With the continuous scaling of feature sizes in the semiconductor device technology, conventional lithography faces extreme challenges since the pace of the development of new lithographic tools lags behind the pace of reduction in the minimum feature size. While manipulation of images such as use of sublithographic assist features (SLAFs) and optical proximity effect correction has provided some relief to assist printing of images on a photoresist with improved fidelity and at a reduced critical dimension (CD), i.e., the minimum printable feature size, line width variations within a chip and across a substrate plague attempts to reliably and repeatably print lithographic images having a dimension close to the minimum printable feature size. Such challenge is inherent in the lithography currently employed in the semiconductor industry since any lithography tool has an inherent non-uniformity in image production due to mechanical factors such as lens aberration and chemical factors in the uniformity of the photoresist coating.

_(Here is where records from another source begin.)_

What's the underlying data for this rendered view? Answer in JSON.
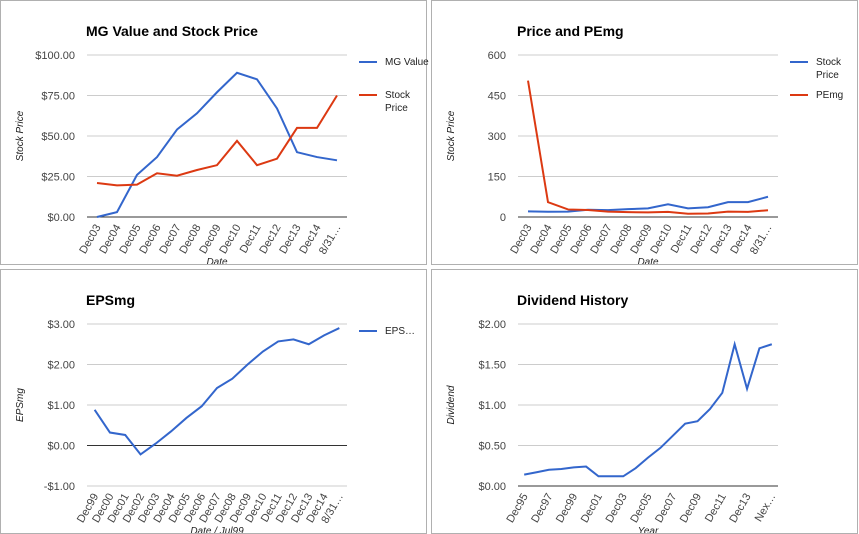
{
  "chart_data": [
    {
      "type": "line",
      "title": "MG Value and Stock Price",
      "x_label": "Date",
      "y_label": "Stock Price",
      "categories": [
        "Dec03",
        "Dec04",
        "Dec05",
        "Dec06",
        "Dec07",
        "Dec08",
        "Dec09",
        "Dec10",
        "Dec11",
        "Dec12",
        "Dec13",
        "Dec14",
        "8/31…"
      ],
      "series": [
        {
          "name": "MG Value",
          "color": "#3366cc",
          "values": [
            0,
            3,
            26,
            37,
            54,
            64,
            77,
            89,
            85,
            67,
            40,
            37,
            35
          ]
        },
        {
          "name": "Stock Price",
          "color": "#dc3912",
          "values": [
            21,
            19.5,
            20,
            27,
            25.5,
            29,
            32,
            47,
            32,
            36,
            55,
            55,
            75
          ]
        }
      ],
      "ylim": [
        0,
        100
      ],
      "yticks": [
        {
          "value": 0,
          "label": "$0.00"
        },
        {
          "value": 25,
          "label": "$25.00"
        },
        {
          "value": 50,
          "label": "$50.00"
        },
        {
          "value": 75,
          "label": "$75.00"
        },
        {
          "value": 100,
          "label": "$100.00"
        }
      ],
      "grid": true,
      "legend": "right"
    },
    {
      "type": "line",
      "title": "Price and PEmg",
      "x_label": "Date",
      "y_label": "Stock Price",
      "categories": [
        "Dec03",
        "Dec04",
        "Dec05",
        "Dec06",
        "Dec07",
        "Dec08",
        "Dec09",
        "Dec10",
        "Dec11",
        "Dec12",
        "Dec13",
        "Dec14",
        "8/31…"
      ],
      "series": [
        {
          "name": "Stock Price",
          "color": "#3366cc",
          "values": [
            21,
            19.5,
            20,
            27,
            25.5,
            29,
            32,
            47,
            32,
            36,
            55,
            55,
            75
          ]
        },
        {
          "name": "PEmg",
          "color": "#dc3912",
          "values": [
            505,
            55,
            28,
            26,
            20,
            18,
            17,
            19,
            12,
            13,
            20,
            19,
            25
          ]
        }
      ],
      "ylim": [
        0,
        600
      ],
      "yticks": [
        0,
        150,
        300,
        450,
        600
      ],
      "grid": true,
      "legend": "right"
    },
    {
      "type": "line",
      "title": "EPSmg",
      "x_label": "Date / Jul99",
      "y_label": "EPSmg",
      "categories": [
        "Dec99",
        "Dec00",
        "Dec01",
        "Dec02",
        "Dec03",
        "Dec04",
        "Dec05",
        "Dec06",
        "Dec07",
        "Dec08",
        "Dec09",
        "Dec10",
        "Dec11",
        "Dec12",
        "Dec13",
        "Dec14",
        "8/31…"
      ],
      "series": [
        {
          "name": "EPS…",
          "color": "#3366cc",
          "values": [
            0.88,
            0.32,
            0.26,
            -0.22,
            0.05,
            0.35,
            0.68,
            0.97,
            1.42,
            1.65,
            2.0,
            2.32,
            2.57,
            2.62,
            2.5,
            2.72,
            2.9
          ]
        }
      ],
      "ylim": [
        -1,
        3
      ],
      "yticks": [
        {
          "value": -1,
          "label": "-$1.00"
        },
        {
          "value": 0,
          "label": "$0.00"
        },
        {
          "value": 1,
          "label": "$1.00"
        },
        {
          "value": 2,
          "label": "$2.00"
        },
        {
          "value": 3,
          "label": "$3.00"
        }
      ],
      "grid": true,
      "legend": "right"
    },
    {
      "type": "line",
      "title": "Dividend History",
      "x_label": "Year",
      "y_label": "Dividend",
      "categories": [
        "Dec95",
        null,
        "Dec97",
        null,
        "Dec99",
        null,
        "Dec01",
        null,
        "Dec03",
        null,
        "Dec05",
        null,
        "Dec07",
        null,
        "Dec09",
        null,
        "Dec11",
        null,
        "Dec13",
        null,
        "Nex…"
      ],
      "color": "#3366cc",
      "values": [
        0.14,
        0.17,
        0.2,
        0.21,
        0.23,
        0.24,
        0.12,
        0.12,
        0.12,
        0.22,
        0.35,
        0.47,
        0.62,
        0.77,
        0.8,
        0.95,
        1.15,
        1.75,
        1.2,
        1.7,
        1.75
      ],
      "ylim": [
        0,
        2
      ],
      "yticks": [
        {
          "value": 0,
          "label": "$0.00"
        },
        {
          "value": 0.5,
          "label": "$0.50"
        },
        {
          "value": 1,
          "label": "$1.00"
        },
        {
          "value": 1.5,
          "label": "$1.50"
        },
        {
          "value": 2,
          "label": "$2.00"
        }
      ],
      "grid": true
    }
  ]
}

Further, significant delays have occurred in the development of lithographic tools that were planned to provide adequate lithographic capabilities beyond 45 nm node of the semiconductor technology. Such lithographic tools employ extreme ultraviolet (EUV) lithography or electron beam (e-beam) lithography, neither of which has provided a commercially viable and reliable lithography system. However, for the scaling of features sizes to continue in
the semiconductor industry, reliable methods of producing feature sizes less than 45 nm, and preferably less than 30 nm is required.
In view of the above, there exists a need for a novel method for reliably providing feature sizes that are smaller than those that are currently available.
Further, as the dimension of feature sizes shrink in semiconductor devices, small variations in the feature size induce substantial variations in device performance. Thus, there exists a need for lithographic methods for printing constant line width features independent of dimensional variations in an image of a developed photoresist.